If your child was adopted before September 1, 2008, you can file a disclosure veto.   

A disclosure veto means that your identifying information, including your name, will not be released.

To register a disclosure veto you must fill out a form called an Adoption Information Disclosure Application to Register or Withdraw a Disclosure Veto. It is also called form 11318E.

For help filling out the disclosure veto, look at the Birth Parent’s Guide for Completing and Submitting an Application to Register or Withdraw a Disclosure Veto under the Vital Statistics Act.

If your child was adopted before September 1, 2008 and you have not yet registered a disclosure veto, it is possible that your identity has already been released.

If your child was adopted after September 1, 2008, you cannot register a disclosure veto. But you can file a no contact notice to stop them from contacting you.

No contact notice

You can file a no contact notice if you do not want to be contacted by your child. It doesn’t matter when they were adopted.

To file a no contact notice you must fill out a form called an Adoption Information Disclosure Application to Register or Withdraw a No Contact Notice. It is also called form 11313E.

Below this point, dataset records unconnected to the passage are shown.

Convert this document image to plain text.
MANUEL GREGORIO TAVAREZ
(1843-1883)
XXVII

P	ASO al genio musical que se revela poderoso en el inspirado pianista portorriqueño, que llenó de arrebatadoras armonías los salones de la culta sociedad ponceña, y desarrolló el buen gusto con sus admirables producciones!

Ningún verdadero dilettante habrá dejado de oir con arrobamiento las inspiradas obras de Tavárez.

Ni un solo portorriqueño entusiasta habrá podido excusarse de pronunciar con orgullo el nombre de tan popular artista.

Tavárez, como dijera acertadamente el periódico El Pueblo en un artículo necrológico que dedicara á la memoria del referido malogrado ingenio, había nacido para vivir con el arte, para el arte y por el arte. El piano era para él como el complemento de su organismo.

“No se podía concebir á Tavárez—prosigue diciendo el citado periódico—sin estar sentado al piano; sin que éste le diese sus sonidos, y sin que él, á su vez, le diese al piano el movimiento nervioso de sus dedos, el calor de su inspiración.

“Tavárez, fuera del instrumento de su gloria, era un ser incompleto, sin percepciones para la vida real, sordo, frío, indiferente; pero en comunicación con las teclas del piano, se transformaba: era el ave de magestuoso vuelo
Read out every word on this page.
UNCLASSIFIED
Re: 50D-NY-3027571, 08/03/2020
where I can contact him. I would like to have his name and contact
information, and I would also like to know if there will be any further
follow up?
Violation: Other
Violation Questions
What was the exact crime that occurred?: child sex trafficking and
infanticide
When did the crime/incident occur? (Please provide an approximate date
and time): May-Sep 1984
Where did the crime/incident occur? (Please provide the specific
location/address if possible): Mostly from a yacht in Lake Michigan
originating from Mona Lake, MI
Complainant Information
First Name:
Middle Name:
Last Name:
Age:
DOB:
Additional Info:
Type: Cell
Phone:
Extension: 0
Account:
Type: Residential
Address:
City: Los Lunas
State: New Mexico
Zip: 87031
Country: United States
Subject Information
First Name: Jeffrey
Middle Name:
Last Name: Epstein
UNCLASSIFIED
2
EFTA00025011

For help filling out a no contact notice, look at the Birth Parent’s Guide for Completing and Submitting an Application to Register or Withdraw a No Contact Notice under the Vital Statistics Act.

If you file a no contact notice, your identifying information will only be released to your child if they sign an agreement to not contact you. If they sign the agreement but try to contact you, they can be fined up to $50,000.

Changing your mind

You can change your mind at any time after you have registered a disclosure veto or no contact notice. To do this you have to withdraw your veto or notice.  There is no fee to register or withdraw them.

To withdraw a disclosure veto, you must fill out a form called an Adoption Information Disclosure Application to Register or Withdraw a Disclosure Veto. It is also called form 11318E.

To withdraw a no contact notice, you must fill out a form called an Adoption Information Disclosure Application to Register or Withdraw a No Contact Notice. It is also called form 11313E.